Matière d’Outre-Atlantique Emmanuel Laugier : Poèmes du Revoir américain (par Alain Mascarou)

 

ou petit feu gitan ordinairement muet (1)

 

L’orientation des lectures d’Emmanuel Laugier révèle en lui rien de moins qu’un radiesthésiste, un détectoriste de métaux. Le poète est attentif à percevoir des ondes stimulatrices au secret des terres, des âges et des œuvres, d’Est comme d’Ouest. Qu’il s’agisse du tchernoziom fertile de Mandelstam dans Chant tacite, comme ici de Robert Creeley et de ses cavernes à peintures, ces références sont exemplaires d’un ressourcement en amont de l’histoire de l’homme.
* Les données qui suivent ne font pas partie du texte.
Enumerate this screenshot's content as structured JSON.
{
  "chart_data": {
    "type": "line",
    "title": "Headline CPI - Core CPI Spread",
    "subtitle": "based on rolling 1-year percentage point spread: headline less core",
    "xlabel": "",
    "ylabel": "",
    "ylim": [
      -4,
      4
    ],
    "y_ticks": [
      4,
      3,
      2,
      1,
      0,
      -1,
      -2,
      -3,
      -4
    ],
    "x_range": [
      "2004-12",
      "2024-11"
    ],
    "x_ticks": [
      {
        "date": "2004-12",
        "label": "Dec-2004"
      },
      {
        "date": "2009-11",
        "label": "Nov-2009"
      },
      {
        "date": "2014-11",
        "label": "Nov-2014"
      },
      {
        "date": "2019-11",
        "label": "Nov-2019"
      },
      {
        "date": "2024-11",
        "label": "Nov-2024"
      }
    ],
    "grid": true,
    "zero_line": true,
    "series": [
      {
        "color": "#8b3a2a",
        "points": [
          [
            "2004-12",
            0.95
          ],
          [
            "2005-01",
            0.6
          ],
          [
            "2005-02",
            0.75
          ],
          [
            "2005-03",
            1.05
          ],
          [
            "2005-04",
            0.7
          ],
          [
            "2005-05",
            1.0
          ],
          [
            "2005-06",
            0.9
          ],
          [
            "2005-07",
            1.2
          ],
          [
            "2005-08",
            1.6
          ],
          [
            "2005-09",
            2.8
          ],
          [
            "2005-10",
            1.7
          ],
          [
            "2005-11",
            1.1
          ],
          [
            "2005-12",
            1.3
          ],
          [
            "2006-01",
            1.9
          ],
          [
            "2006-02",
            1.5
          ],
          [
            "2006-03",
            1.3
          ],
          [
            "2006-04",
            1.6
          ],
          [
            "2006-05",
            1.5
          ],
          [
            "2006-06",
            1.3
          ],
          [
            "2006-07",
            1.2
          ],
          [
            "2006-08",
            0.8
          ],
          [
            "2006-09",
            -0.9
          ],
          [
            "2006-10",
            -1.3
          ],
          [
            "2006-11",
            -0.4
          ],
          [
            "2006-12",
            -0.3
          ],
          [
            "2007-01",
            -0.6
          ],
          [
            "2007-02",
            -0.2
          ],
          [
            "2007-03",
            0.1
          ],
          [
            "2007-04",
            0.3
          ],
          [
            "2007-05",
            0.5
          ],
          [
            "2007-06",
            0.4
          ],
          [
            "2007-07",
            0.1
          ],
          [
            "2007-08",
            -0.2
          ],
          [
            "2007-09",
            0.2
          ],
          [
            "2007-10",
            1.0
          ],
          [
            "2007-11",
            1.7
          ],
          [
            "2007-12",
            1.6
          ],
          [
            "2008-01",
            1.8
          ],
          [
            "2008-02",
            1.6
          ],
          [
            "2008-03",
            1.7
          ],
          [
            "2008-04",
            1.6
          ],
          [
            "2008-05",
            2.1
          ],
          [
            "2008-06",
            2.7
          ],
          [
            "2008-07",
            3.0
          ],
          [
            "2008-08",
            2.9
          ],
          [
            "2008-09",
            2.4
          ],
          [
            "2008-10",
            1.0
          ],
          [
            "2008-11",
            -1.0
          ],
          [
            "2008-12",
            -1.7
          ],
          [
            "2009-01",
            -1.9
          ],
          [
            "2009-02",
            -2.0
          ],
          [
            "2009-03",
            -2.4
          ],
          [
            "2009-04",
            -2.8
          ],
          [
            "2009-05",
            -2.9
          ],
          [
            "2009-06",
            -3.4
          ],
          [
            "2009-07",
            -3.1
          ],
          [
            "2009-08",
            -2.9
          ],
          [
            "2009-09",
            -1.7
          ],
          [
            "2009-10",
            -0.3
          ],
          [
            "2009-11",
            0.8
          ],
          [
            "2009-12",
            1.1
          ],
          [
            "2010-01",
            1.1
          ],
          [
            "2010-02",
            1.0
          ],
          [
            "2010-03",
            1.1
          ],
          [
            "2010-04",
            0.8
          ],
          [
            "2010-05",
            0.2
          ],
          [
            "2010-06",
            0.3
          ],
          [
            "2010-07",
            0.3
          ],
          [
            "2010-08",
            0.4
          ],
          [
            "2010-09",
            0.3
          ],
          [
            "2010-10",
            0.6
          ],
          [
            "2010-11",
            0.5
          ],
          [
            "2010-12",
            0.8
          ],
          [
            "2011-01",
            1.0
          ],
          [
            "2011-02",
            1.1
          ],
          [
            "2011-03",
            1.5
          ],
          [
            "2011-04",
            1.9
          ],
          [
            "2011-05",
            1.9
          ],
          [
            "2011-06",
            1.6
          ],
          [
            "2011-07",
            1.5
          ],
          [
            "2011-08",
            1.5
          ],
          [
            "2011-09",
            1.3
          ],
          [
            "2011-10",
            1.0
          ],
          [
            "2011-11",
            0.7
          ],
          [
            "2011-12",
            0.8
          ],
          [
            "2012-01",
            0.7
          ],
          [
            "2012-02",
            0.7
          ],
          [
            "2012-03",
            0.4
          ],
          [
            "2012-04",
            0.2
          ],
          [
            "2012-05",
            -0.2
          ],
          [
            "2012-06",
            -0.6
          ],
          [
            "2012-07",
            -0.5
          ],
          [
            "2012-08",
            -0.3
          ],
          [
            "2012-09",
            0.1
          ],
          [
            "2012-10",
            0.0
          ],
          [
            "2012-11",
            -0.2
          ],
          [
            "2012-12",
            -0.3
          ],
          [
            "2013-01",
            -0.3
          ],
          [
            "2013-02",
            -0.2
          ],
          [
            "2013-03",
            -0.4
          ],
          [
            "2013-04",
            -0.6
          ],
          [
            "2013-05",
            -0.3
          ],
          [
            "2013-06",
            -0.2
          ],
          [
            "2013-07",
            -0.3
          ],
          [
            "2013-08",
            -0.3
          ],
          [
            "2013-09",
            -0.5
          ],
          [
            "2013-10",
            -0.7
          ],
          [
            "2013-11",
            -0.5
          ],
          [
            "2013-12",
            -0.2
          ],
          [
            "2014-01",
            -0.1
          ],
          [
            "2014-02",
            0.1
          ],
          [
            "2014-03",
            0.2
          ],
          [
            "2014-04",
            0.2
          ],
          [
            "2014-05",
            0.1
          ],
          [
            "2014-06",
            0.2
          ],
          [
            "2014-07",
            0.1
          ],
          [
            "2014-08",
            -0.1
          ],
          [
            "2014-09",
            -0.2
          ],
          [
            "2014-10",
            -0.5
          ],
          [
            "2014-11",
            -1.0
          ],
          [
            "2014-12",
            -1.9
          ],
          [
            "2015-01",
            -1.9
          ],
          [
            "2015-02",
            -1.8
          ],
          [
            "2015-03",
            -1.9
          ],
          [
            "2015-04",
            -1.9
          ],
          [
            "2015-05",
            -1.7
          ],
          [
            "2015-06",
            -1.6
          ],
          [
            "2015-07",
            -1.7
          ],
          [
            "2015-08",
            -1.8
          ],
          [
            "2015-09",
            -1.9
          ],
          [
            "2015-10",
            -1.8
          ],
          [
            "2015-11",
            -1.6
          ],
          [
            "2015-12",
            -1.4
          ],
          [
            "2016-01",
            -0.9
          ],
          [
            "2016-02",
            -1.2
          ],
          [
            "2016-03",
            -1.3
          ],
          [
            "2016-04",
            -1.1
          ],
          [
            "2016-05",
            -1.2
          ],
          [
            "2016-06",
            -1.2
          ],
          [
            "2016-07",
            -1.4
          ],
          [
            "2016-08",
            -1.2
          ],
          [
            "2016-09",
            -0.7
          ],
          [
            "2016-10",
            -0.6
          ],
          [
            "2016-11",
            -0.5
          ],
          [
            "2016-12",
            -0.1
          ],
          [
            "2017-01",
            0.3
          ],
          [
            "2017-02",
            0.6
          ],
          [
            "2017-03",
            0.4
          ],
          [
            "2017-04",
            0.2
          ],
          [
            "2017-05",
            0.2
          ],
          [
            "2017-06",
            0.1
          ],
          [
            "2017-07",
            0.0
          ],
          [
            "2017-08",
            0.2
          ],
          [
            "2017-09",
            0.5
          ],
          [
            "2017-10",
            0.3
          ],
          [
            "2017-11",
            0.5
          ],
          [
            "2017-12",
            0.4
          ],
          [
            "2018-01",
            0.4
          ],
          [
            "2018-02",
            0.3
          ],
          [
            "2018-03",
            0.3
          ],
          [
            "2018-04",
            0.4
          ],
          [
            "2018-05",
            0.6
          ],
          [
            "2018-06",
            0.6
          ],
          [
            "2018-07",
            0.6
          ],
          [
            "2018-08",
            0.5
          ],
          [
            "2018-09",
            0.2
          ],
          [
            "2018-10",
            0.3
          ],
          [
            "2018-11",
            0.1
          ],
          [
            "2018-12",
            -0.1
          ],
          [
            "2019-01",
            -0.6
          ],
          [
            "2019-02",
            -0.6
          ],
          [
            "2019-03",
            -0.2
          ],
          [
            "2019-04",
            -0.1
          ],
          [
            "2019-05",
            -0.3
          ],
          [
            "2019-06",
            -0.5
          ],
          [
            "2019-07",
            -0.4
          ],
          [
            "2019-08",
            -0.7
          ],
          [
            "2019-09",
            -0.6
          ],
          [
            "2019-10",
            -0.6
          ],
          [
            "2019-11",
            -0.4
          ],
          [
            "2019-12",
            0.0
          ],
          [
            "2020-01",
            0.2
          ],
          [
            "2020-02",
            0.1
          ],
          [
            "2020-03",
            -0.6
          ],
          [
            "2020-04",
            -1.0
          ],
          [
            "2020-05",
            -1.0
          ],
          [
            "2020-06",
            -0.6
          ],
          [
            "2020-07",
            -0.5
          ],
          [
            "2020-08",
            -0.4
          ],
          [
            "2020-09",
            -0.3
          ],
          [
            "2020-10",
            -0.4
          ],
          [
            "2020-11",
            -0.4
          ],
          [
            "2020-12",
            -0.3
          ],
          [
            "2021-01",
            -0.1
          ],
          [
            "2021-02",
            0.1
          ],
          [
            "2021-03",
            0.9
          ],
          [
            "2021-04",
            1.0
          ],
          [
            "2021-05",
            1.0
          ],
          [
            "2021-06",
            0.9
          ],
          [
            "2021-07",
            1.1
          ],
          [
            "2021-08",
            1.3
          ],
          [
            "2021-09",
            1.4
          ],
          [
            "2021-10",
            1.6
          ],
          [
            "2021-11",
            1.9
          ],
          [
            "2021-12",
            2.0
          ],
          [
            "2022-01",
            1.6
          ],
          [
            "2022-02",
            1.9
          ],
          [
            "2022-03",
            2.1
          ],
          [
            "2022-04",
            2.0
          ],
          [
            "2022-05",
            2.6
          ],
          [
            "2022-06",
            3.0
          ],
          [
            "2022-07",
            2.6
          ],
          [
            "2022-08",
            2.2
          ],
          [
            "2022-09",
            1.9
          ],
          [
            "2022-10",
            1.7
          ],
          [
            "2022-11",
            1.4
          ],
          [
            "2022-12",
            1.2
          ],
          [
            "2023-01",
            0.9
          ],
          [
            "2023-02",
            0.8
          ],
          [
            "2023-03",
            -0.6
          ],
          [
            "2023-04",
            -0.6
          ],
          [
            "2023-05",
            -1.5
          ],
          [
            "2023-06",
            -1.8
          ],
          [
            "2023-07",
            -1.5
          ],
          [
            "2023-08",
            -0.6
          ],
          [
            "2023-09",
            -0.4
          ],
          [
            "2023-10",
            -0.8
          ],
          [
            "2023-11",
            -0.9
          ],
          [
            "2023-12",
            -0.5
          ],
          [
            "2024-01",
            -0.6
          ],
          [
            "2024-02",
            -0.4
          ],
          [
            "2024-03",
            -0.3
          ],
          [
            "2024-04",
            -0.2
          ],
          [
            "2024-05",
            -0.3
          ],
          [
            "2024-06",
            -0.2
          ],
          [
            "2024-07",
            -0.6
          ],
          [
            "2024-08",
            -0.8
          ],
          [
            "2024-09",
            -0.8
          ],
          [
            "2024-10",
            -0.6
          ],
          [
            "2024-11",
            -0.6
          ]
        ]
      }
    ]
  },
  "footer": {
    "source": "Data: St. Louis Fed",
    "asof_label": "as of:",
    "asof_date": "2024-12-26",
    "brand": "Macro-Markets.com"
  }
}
Elles jalonnent un exil libérateur – qui est aussi éloignement géographique pour le Revoir américain. Le paradoxe d’ailleurs se redouble, à constater que le créateur avait anticipé les découvertes du lecteur : l’auteur de L’Œil bande, des Crâniennes, explorait déjà à travers ses motifs et modes d’écriture le filon d’une poétique du desserrement formel, mental, où l’oralité prend le pas sur l’écrit.

Le langage s’ouvre au souffle (rythmes), à l’ouïe (sons), au monde (espaces en mouvement), aux autres langages. Aussi tenterai-je de lire dans le Revoir une variation en hommage à la « nouvelle poésie américaine », conjointe à la poursuite d’une œuvre que ses écarts ramènent vers son centre.

Selon Charles Olson (1910-1970), « le poème est une énergie transférée » (2), soit une composition by field, un champ de tensions, cumulateur tant des dynamiques du langage (conduction du son, du souffle, pauses) que du réel : le poète est moins attentif à la description des choses, qu’à leur « résonance » dans l’espace de création, au point que le geste ordinaire (réajuster son pantalon après une miction, ramasser des gobelets de plastique) échappe à la banalité, appréhendé, capté qu’il est dans un devenir, où la matière la plus inerte est sujette à des modifications, à l’égal du vivant et du langage – c’est la leçon de l’objet-isme (3) impersonnel d’Olson, selon lequel « la mesure est la grille » (4). Leçon d’humilité, de relativité, la prise de conscience de ses limites ouvre la seule voie au sourcier en campagne : « s’il reste au-dedans de soi, s’il se contient dans sa seule nature tout en participant à une force plus vaste que lui-même, [l’homme] se mettra à l’écoute, et son écoute de soi lui donnera accès aux secrets partagés par les objets » (5) (qu’ils soient êtres, choses, paysages).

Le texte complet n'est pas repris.